While there aren't as many major elections scheduled for 2013 (2012 saw the US, Russia and France go to the polls and China anoint its new leader), there is plenty of potential for international politics to deliver market-moving surprises, according to analysts.
"Whether newly elected or once popular, elected leaders are finding their approval ratings steadily declining," Tina Fordham,senior political analyst at Citi, pointed out, citing plunging ratings for France's President Francois Hollande and Russia's Vladimir Putin.
The threat of popular uprising has not abated, and could be fueled by wider information access in countries like China, Fordham warned.
"Global political elites currently face a combination of challenges almost unprecedented in the modern era during peacetime, and a greater level of public scrutiny, thanks to wider access to information, than at any time in history," she added.
Two of the world's potential trouble spots — Israel and Iran — are holding elections next year, Israel in January and Iran in June.
Whatever way you look at it and whoever wins, the probability of a strike against Iran's nuclear facilities is going up, Alistair Newton, senior political analyst at Nomura, told CNBC, though he added the odds were still pretty low.
"Markets are going to continue to put a political risk premium on political turmoil in the Middle East."
The Israeli election is likely to result in a victory for Benjamin Netanyahu's hawkish government, according to Newton. He warned that this could lead to more unrest, although Netanyahu is likely to be sensitive to international pressure too.
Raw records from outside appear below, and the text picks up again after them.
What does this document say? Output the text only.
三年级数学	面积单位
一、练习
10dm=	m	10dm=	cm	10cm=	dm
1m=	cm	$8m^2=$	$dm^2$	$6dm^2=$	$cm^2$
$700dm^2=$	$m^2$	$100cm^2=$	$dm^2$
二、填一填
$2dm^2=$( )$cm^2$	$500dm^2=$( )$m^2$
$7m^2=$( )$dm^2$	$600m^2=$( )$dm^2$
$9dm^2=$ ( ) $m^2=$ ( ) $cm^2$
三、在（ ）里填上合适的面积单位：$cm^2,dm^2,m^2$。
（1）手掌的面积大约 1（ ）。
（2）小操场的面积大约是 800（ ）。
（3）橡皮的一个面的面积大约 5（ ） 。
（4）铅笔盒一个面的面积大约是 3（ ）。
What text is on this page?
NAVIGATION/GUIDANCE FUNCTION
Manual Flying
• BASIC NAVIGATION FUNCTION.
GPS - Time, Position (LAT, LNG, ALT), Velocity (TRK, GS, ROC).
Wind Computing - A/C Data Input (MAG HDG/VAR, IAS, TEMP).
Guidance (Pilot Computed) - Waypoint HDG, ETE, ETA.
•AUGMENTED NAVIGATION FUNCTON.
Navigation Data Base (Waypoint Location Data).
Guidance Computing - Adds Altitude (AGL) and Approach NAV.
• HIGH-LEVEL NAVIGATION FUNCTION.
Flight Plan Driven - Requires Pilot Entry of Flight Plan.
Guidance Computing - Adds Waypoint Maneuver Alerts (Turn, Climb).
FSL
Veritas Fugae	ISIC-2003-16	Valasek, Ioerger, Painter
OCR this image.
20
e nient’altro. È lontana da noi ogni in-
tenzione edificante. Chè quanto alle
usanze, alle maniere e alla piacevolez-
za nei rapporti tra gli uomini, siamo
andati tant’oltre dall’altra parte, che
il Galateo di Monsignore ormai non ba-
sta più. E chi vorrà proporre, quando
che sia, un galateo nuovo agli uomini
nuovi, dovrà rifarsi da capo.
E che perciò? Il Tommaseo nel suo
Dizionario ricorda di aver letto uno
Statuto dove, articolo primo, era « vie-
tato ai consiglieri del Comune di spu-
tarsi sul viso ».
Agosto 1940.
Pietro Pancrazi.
China is viewed as stable after the leadership transition — but so was the Middle East before the Arab Spring. There is rising popular awareness of corruption in the world's second-biggest economy, as Fordham pointed out, with data from the Pew Global Attitudes Project suggesting half of all Chinese now state that corrupt officials are a "very big problem," an increase from 39 percent in 2008.
And of course the euro zone crisis still has plenty of potential to disturb, despite a year of apparent progress by its policymakers and the promise of the European Central Bank President Mario Draghi to do"whatever it takes" to save the single currency.
"The one thing that really concerns me is the social tension. If you look at disposable incomes for the middle class and earnings for lower earners in Europe, they've never been worse off. This crisis has really benefited the one percent at the expense of the rest," Steen Jakobsen, chief economist at Saxo Bank, told CNBC.
"People naively think that being inside the club of Europe is protecting them for some reason."
Elections in Germany, the euro zone's paymaster, in September and in Italy, one of its most worrying states, in March are likely to be key pivots for where Europe goes next year.
Germany's election will be particularly anxiously watched. Greece will be kept in the euro zone at least until the German election because of Merkel, according to Newton, who says there is a 65 percent chance of a grand coalition led by Angela Merkel to emerge from the polls. He downplayed the risks of a surprise, and added that a grand coalition led by the rival SPD is likely to also want to keep Greece in the euro and be even more pro-European than the current regime.
"The euro zone scenario is it just grinds on and nothing really dramatic happens," Newton said. He believes that politics won't dominate the market landscape in the same way as last year.
On the other hand, Jakobsen warned of growing support for "more extremes" in Germany "because finally the crisis moves through its front door," and the same in Italy.
"People become socially dissatisfied and then more radical," he said. "We have ignored the unemployment rate. It's socially a disaster."